Unboxing videos are pretty common on YouTube, where tech aficionados unsheathe the latest iPhone, tablet and similar gadgets from their packaging. But there's another type of unboxing that has taken hold of different audience — toddlers.

One wildly popular series of videos comes from a YouTube user known as DisneyCollector. In her videos, an anonymous set of hands opens various toys and other kitschy merchandise, often from Disney, while she narrates. Simple, yet her channel has more than 2 million subscribers and her most popular video has more than 94 million views.

Mireille Silcoff wrote about this growing phenomenon for The New York Times Magazine, and she tells NPR's Arun Rath that they videos came to her attention from her own 2-year-old daughter. Her daughter, she says, liked watching the hands take the toys out of the box.

"It sounds like the sort of thing a two-and-a-half year old would say, but when I investigated further it seemed to be the same reason everyone likes unboxing videos across the board," Silcoff says.

Silcoff made contact with DisneyCollector, who said her real name was Melissa Lima, a 21-year-old native of Brazil now living in Westchester County, N.Y. She told Silcoff she worked as a waitress and babysitter before doing her videos full time.

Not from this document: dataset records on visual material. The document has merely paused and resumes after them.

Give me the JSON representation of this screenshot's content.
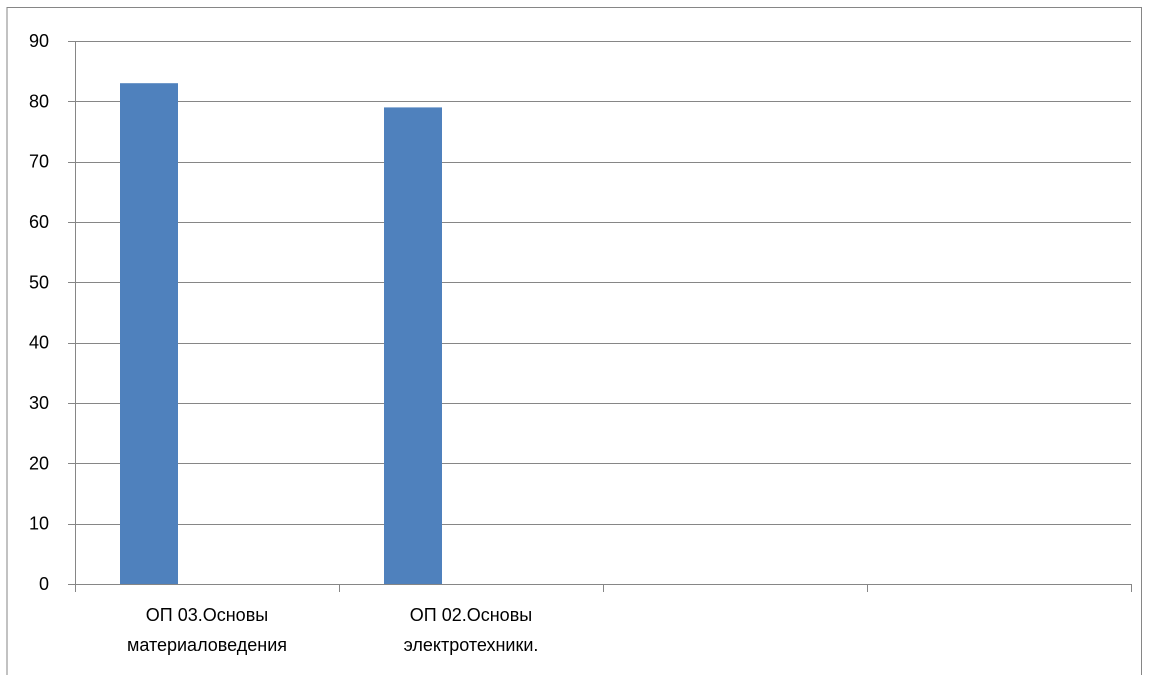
{
  "chart_data": {
    "type": "bar",
    "categories": [
      [
        "ОП 03.Основы",
        "материаловедения"
      ],
      [
        "ОП 02.Основы",
        "электротехники."
      ],
      [],
      []
    ],
    "values": [
      83,
      79,
      null,
      null
    ],
    "ylim": [
      0,
      90
    ],
    "yticks": [
      0,
      10,
      20,
      30,
      40,
      50,
      60,
      70,
      80,
      90
    ],
    "grid": true,
    "legend": "none",
    "colors": {
      "bar": "#4f81bd",
      "grid": "#868686",
      "axis": "#868686",
      "frame": "#868686",
      "text": "#000000"
    }
  }
}
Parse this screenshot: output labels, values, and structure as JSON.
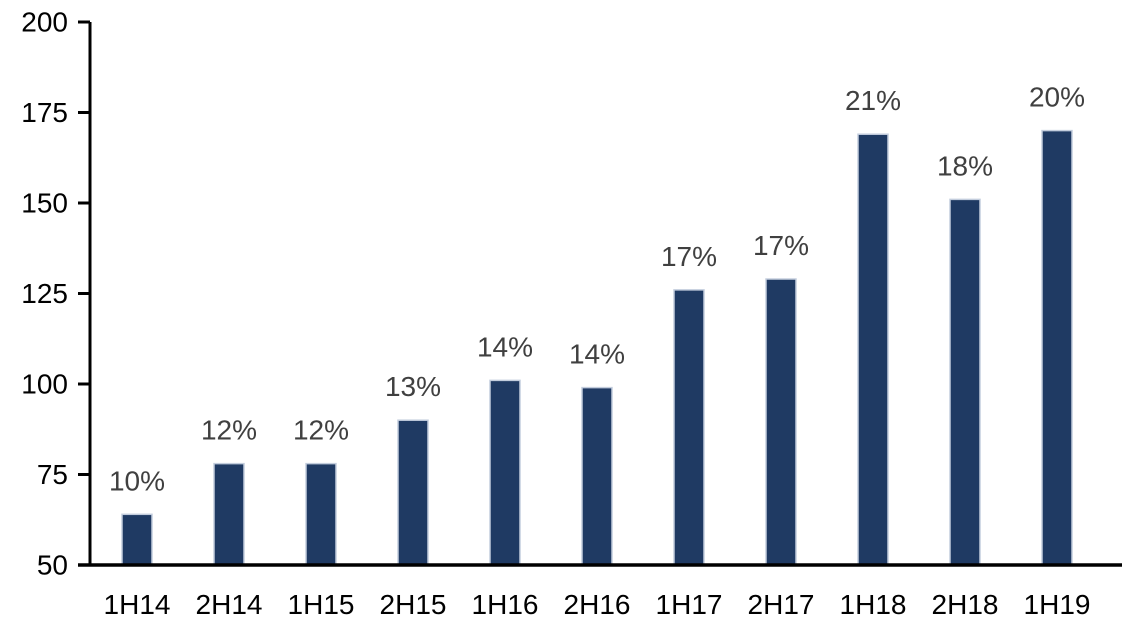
{
  "chart_data": {
    "type": "bar",
    "title": "",
    "xlabel": "",
    "ylabel": "",
    "categories": [
      "1H14",
      "2H14",
      "1H15",
      "2H15",
      "1H16",
      "2H16",
      "1H17",
      "2H17",
      "1H18",
      "2H18",
      "1H19"
    ],
    "values": [
      64,
      78,
      78,
      90,
      101,
      99,
      126,
      129,
      169,
      151,
      170
    ],
    "bar_labels": [
      "10%",
      "12%",
      "12%",
      "13%",
      "14%",
      "14%",
      "17%",
      "17%",
      "21%",
      "18%",
      "20%"
    ],
    "ylim": [
      50,
      200
    ],
    "yticks": [
      50,
      75,
      100,
      125,
      150,
      175,
      200
    ],
    "grid": false,
    "legend": false,
    "colors": {
      "bar_fill": "#1F3A63",
      "bar_stroke": "#C3CDDD",
      "axis": "#000000",
      "axis_tick_label": "#000000",
      "data_label": "#404040",
      "background": "#FFFFFF"
    }
  }
}
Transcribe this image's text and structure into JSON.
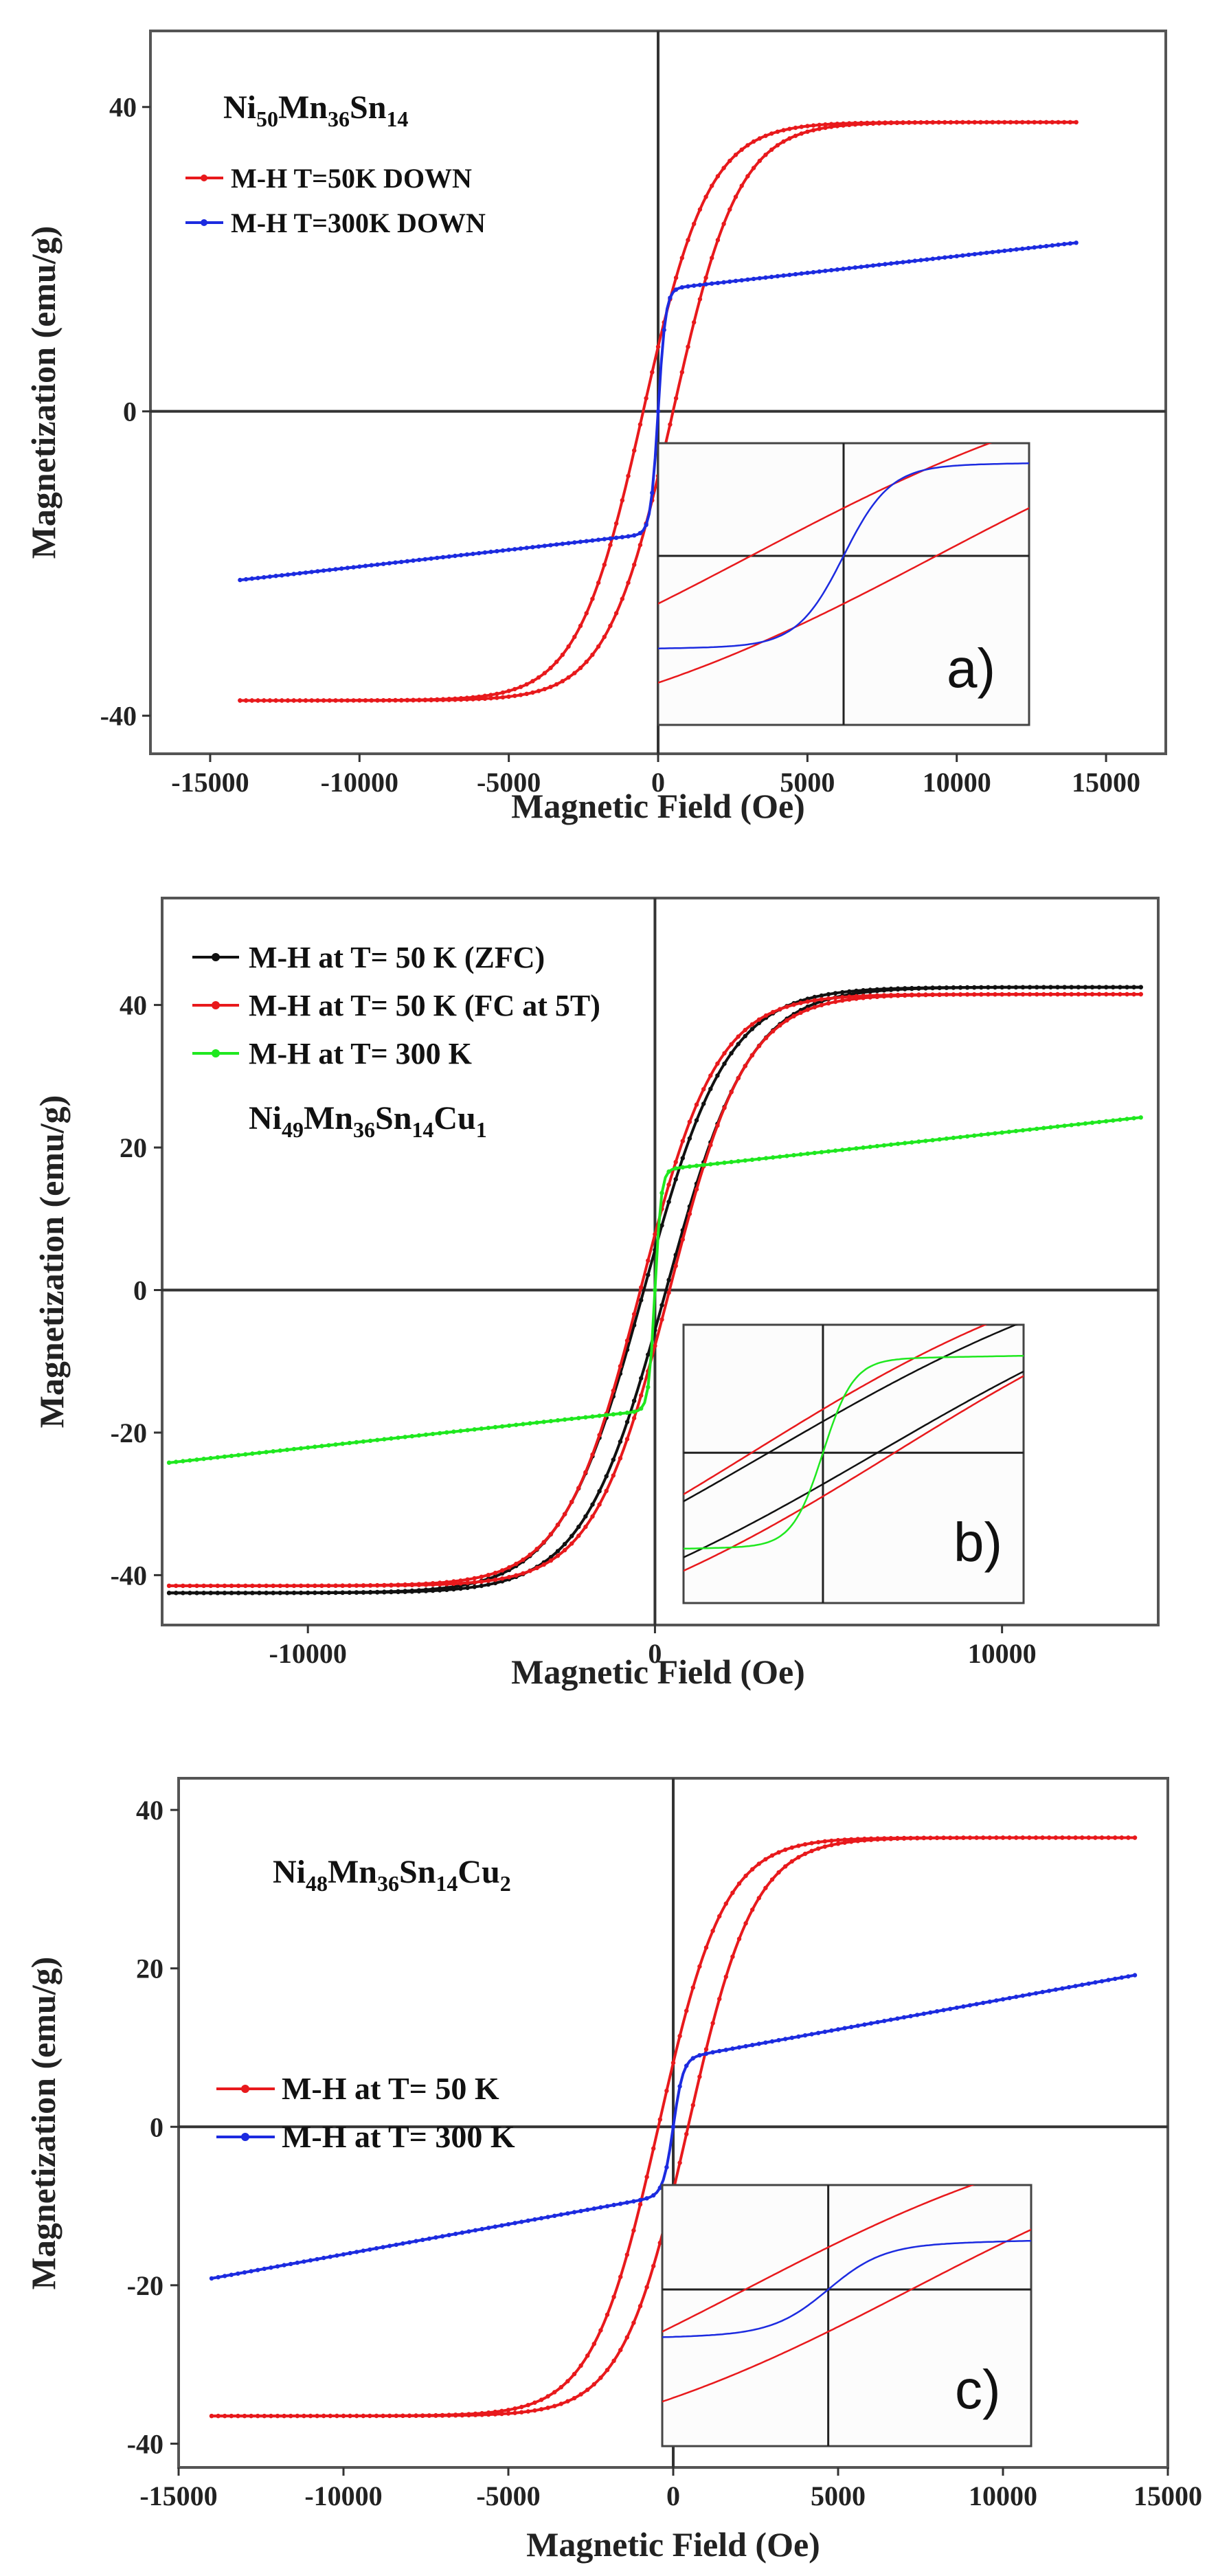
{
  "chart_data": [
    {
      "panel_id": "a",
      "panel_label": "a)",
      "type": "line",
      "title": [
        "Ni",
        "50",
        "Mn",
        "36",
        "Sn",
        "14"
      ],
      "xlabel": "Magnetic Field (Oe)",
      "ylabel": "Magnetization (emu/g)",
      "xlim": [
        -17000,
        17000
      ],
      "ylim": [
        -45,
        50
      ],
      "xticks": [
        -15000,
        -10000,
        -5000,
        0,
        5000,
        10000,
        15000
      ],
      "xtick_labels": [
        "-15000",
        "-10000",
        "-5000",
        "0",
        "5000",
        "10000",
        "15000"
      ],
      "yticks": [
        -40,
        0,
        40
      ],
      "ytick_labels": [
        "-40",
        "0",
        "40"
      ],
      "legend_position": "top-left",
      "series": [
        {
          "name": "M-H T=50K DOWN",
          "color": "#e8191c",
          "kind": "loop",
          "Ms": 38,
          "Hc": 500,
          "H0": 2200,
          "k": 0.0,
          "Hmax": 14000
        },
        {
          "name": "M-H T=300K DOWN",
          "color": "#1c2be0",
          "kind": "soft",
          "Ms": 16,
          "Hc": 0,
          "H0": 250,
          "k": 0.00044,
          "Hmax": 14000
        }
      ],
      "inset": {
        "xlim": [
          -1000,
          1000
        ],
        "ylim": [
          -25,
          25
        ],
        "xzero": 0.5,
        "yzero": 0.4
      }
    },
    {
      "panel_id": "b",
      "panel_label": "b)",
      "type": "line",
      "title": [
        "Ni",
        "49",
        "Mn",
        "36",
        "Sn",
        "14",
        "Cu",
        "1"
      ],
      "xlabel": "Magnetic Field (Oe)",
      "ylabel": "Magnetization (emu/g)",
      "xlim": [
        -14200,
        14500
      ],
      "ylim": [
        -47,
        55
      ],
      "xticks": [
        -10000,
        0,
        10000
      ],
      "xtick_labels": [
        "-10000",
        "0",
        "10000"
      ],
      "yticks": [
        -40,
        -20,
        0,
        20,
        40
      ],
      "ytick_labels": [
        "-40",
        "-20",
        "0",
        "20",
        "40"
      ],
      "legend_position": "top-left",
      "series": [
        {
          "name": "M-H at T= 50 K (ZFC)",
          "color": "#111111",
          "kind": "loop",
          "Ms": 42.5,
          "Hc": 320,
          "H0": 2400,
          "k": 0.0,
          "Hmax": 14000
        },
        {
          "name": "M-H at T= 50 K (FC at 5T)",
          "color": "#e8191c",
          "kind": "loop",
          "Ms": 41.5,
          "Hc": 420,
          "H0": 2200,
          "k": 0.0,
          "Hmax": 14000
        },
        {
          "name": "M-H at T= 300 K",
          "color": "#1fe81f",
          "kind": "soft",
          "Ms": 16.8,
          "Hc": 0,
          "H0": 180,
          "k": 0.00053,
          "Hmax": 14000
        }
      ],
      "inset": {
        "xlim": [
          -1000,
          1000
        ],
        "ylim": [
          -25,
          25
        ],
        "xzero": 0.41,
        "yzero": 0.46
      }
    },
    {
      "panel_id": "c",
      "panel_label": "c)",
      "type": "line",
      "title": [
        "Ni",
        "48",
        "Mn",
        "36",
        "Sn",
        "14",
        "Cu",
        "2"
      ],
      "xlabel": "Magnetic Field (Oe)",
      "ylabel": "Magnetization (emu/g)",
      "xlim": [
        -15000,
        15000
      ],
      "ylim": [
        -43,
        44
      ],
      "xticks": [
        -15000,
        -10000,
        -5000,
        0,
        5000,
        10000,
        15000
      ],
      "xtick_labels": [
        "-15000",
        "-10000",
        "-5000",
        "0",
        "5000",
        "10000",
        "15000"
      ],
      "yticks": [
        -40,
        -20,
        0,
        20,
        40
      ],
      "ytick_labels": [
        "-40",
        "-20",
        "0",
        "20",
        "40"
      ],
      "legend_position": "center-left",
      "series": [
        {
          "name": "M-H at T= 50 K",
          "color": "#e8191c",
          "kind": "loop",
          "Ms": 36.5,
          "Hc": 450,
          "H0": 2000,
          "k": 0.0,
          "Hmax": 14000
        },
        {
          "name": "M-H at T= 300 K",
          "color": "#1c2be0",
          "kind": "soft",
          "Ms": 8.5,
          "Hc": 0,
          "H0": 300,
          "k": 0.00076,
          "Hmax": 14000
        }
      ],
      "inset": {
        "xlim": [
          -1000,
          1000
        ],
        "ylim": [
          -25,
          25
        ],
        "xzero": 0.45,
        "yzero": 0.4
      }
    }
  ]
}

When Silcoff pressed DisneyCollector for some more information about herself, she went silent.

"It could all be false information that she gave me, at the moment DisneyCollector is a total mystery," she says.

Silcoff doesn't believe DisneyCollector works for Disney or a marketing company, and in fact says her type of unboxing is anti-marketing.

"It's people saying 'I'm not going to sit back and listen to advertising or listen to what marketers tell me; I'm going to tell consumers what I think of this product,'" she says.

While the popularity of these videos might remain a mystery to anyone without kids, Silcoff says she thinks a lot of media aimed at toddlers is too fast and has too much going on. This is more like slow TV.

"It's exactly their speed," she says. "It's just one thing happening: somebody's taking something out of a box."